The light finally dispelled the shadows for the young Saudi when his relationship with photography flourished — and when he began to travel. It was during an adventure to the Indian subcontinent when he plucked up the courage to quit his job.
“My therapist suggested I do a yoga course in India for a month, and I fell in love with the country,” Jubran said. “I absolutely loved it. I came back home, quit my job and went back right away for three months until the pandemic hit, and the Saudi embassy provided us with a way out.”
He described his time in India as blissful, between backpacking and discovering himself, to meeting new people and taking as many pictures as possible.
“Because of depression, I wasn’t very social, so I struggled a lot when communicating with other people.
“To overcome this, I traveled alone so I had to interact with other people and get out of my comfort zone, which helped me a lot. I say photography is what got me out of depression, but it took me to India. Yoga helped a lot with depression, and it gave me the motivation to go back to India,” he added.
Along India’s popular tourism trails he was exposed to all walks of life, which helped him better understand himself, grow in confidence, and feel more comfortable in his own skin.
“Depression was keeping me in the same spot for a very long period. When I went to India, photography opened that for me and showed me the spiritual and philosophical parts of yoga. Photography really guided my way out of depression,” he said.
As the eldest son, and having lost his father at an early age, Jubran was worried his family would not accept his choice of work and lifestyle. He was pleasantly surprised by his mother’s support.
“A lot of things about my family were deluded because of depression but I’m now being myself with my mother, who’s very religious” he said. “When she saw the changes, she loved it. A mother will always love her children.”
Jubran has recently relocated to Riyadh to pursue his career in professional photography, having worked for a time in a studio to build up his portfolio. “There isn’t a bigger business opportunity than in the capital,” he said.
But his interest in black-and-white portrait photography continues to be a source of catharsis.
“Taking portraits is something I do for myself. I go out to souks and markets, and take photos based on the light available,” Jubran said.
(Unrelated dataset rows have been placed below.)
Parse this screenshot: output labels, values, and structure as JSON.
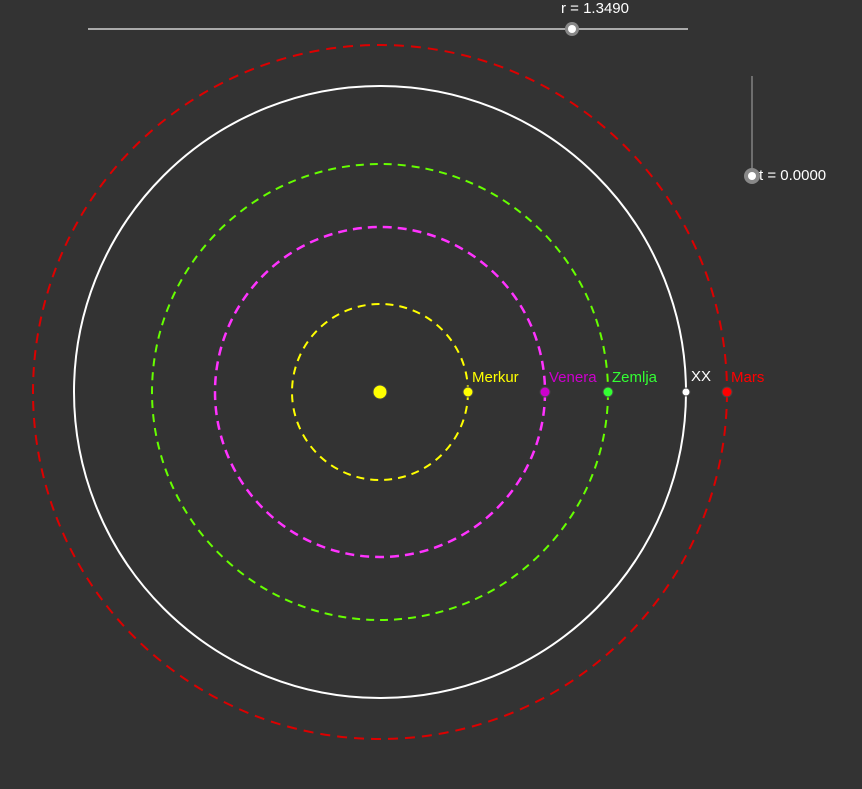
{
  "sliders": {
    "r": {
      "label": "r = 1.3490",
      "value": 1.349,
      "min": 0,
      "max": 1.74
    },
    "t": {
      "label": "t = 0.0000",
      "value": 0.0,
      "min": 0,
      "max": 1
    }
  },
  "sun": {
    "color": "#ffff00"
  },
  "orbits": [
    {
      "name": "Merkur",
      "label": "Merkur",
      "color": "#ffff00",
      "radius_au": 0.387,
      "style": "dashed"
    },
    {
      "name": "Venera",
      "label": "Venera",
      "color": "#cc00cc",
      "orbit_color": "#ff33ff",
      "radius_au": 0.723,
      "style": "dashed"
    },
    {
      "name": "Zemlja",
      "label": "Zemlja",
      "color": "#33ff33",
      "orbit_color": "#66ff00",
      "radius_au": 1.0,
      "style": "dashed"
    },
    {
      "name": "XX",
      "label": "XX",
      "color": "#ffffff",
      "radius_au": 1.349,
      "style": "solid"
    },
    {
      "name": "Mars",
      "label": "Mars",
      "color": "#ff0000",
      "orbit_color": "#dd0000",
      "radius_au": 1.524,
      "style": "dashed"
    }
  ]
}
“The essence of photography was just lights. Even as a child in art class at school, I never colored my pictures. It expresses what I need to express in the photo. Colors can be distracting.”
He hopes to one day publish his work in a coffee table book. After all, the mental health benefits of a creative outlet can scarcely be overstated.
“It’s part of identifying yourself through expression,” Jubran said. “It’s crucial for each individual’s personal experience, and as a community, to reflect their ideas.”